After taking a hiatus last year due to Oliver’s birth, Sarah and I are diving back into our winter tradition of committing to the Whole30 program for thirty days. It’s always a good reset for us in the winter when we are more drawn to sweets and carbs. For those who don’t know what it is, we’re basically going to avoid sugar (including honey, syrup, artificial sweeteners, etc.), grains, legumes, and dairy for the next thirty days. That pretty much leaves fruit, vegetables, eggs, and meat.
I believe this is our fifth time doing it, so it feels like a pretty smooth start. We made lists of recipes last week and stocked up at Costco yesterday. Chicken chili is in the slow cooker and I’ve got a dutch oven filled with my proprietary kale-and-sausage stew which I eat for breakfast every morning (with a poached egg… it’s divine).

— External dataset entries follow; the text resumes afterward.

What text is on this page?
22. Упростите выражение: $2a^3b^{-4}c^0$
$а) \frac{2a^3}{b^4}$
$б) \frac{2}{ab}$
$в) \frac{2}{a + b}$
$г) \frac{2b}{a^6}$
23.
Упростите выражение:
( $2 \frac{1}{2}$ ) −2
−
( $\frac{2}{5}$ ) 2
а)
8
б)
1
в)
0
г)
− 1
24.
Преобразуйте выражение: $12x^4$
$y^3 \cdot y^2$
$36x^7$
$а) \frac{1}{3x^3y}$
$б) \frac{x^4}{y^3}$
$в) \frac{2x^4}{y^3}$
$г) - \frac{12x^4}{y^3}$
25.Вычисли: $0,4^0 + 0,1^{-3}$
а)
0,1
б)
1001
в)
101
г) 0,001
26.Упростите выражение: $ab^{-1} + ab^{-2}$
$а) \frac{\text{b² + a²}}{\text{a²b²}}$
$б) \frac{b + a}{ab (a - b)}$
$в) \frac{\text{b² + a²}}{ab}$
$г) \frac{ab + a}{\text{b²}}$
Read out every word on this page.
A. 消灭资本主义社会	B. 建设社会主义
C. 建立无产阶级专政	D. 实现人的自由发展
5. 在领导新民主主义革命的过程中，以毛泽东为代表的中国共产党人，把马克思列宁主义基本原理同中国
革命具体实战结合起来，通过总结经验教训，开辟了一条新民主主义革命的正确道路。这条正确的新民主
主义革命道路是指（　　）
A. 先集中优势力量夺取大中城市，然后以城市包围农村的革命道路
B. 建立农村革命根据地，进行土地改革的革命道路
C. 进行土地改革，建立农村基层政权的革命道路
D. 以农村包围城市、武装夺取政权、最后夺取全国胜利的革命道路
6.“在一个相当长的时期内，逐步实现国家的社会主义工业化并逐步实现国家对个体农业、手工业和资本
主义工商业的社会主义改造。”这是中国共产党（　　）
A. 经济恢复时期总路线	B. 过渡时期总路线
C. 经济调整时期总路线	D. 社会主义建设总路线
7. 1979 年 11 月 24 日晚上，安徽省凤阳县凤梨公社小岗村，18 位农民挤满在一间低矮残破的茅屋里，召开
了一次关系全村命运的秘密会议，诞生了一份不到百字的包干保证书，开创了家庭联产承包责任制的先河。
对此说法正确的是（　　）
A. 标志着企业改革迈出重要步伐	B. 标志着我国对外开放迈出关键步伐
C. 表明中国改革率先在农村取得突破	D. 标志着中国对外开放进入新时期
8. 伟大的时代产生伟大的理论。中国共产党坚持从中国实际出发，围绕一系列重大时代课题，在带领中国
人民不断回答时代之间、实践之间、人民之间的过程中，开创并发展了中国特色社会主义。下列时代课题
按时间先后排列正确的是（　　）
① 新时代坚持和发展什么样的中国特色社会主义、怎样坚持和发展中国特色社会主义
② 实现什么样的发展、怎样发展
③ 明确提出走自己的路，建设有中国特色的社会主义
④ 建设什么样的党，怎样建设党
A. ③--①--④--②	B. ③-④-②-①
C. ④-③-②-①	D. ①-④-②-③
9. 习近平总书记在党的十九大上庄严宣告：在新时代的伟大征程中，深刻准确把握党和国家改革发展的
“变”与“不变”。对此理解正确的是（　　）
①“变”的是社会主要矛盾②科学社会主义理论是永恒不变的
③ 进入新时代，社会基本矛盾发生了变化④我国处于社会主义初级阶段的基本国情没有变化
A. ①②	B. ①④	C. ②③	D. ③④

The kids aren’t included, though of course they benefit from having fewer sweets and carbs on the menu. Maggie, however, isn’t 100% clear on this fact yet. While we were making lunch for them, she came into the kitchen and asked, in her signature end-of-the-world way, “What are we having for lunch? Pleeeeease don’t say that we’re having only fruits and vegetables!!!”
(Actually, we made mac’n’cheese.)
I really like this! We try to stay away from carbs, pasta and bread, and sugar, so……………any chance I can grab some recipes from you two?
Yes! We’ll send or drop off some of our favorites. Honestly, the hardest part of this is simply being so intentional about meal-planning. But this is also a huge benefit. It gets us back in the groove of planning weekly meals in advance, shopping for healthy ingredients, avoiding bread and pasta as defaults, etc. Good habits to get into for the rest of the year.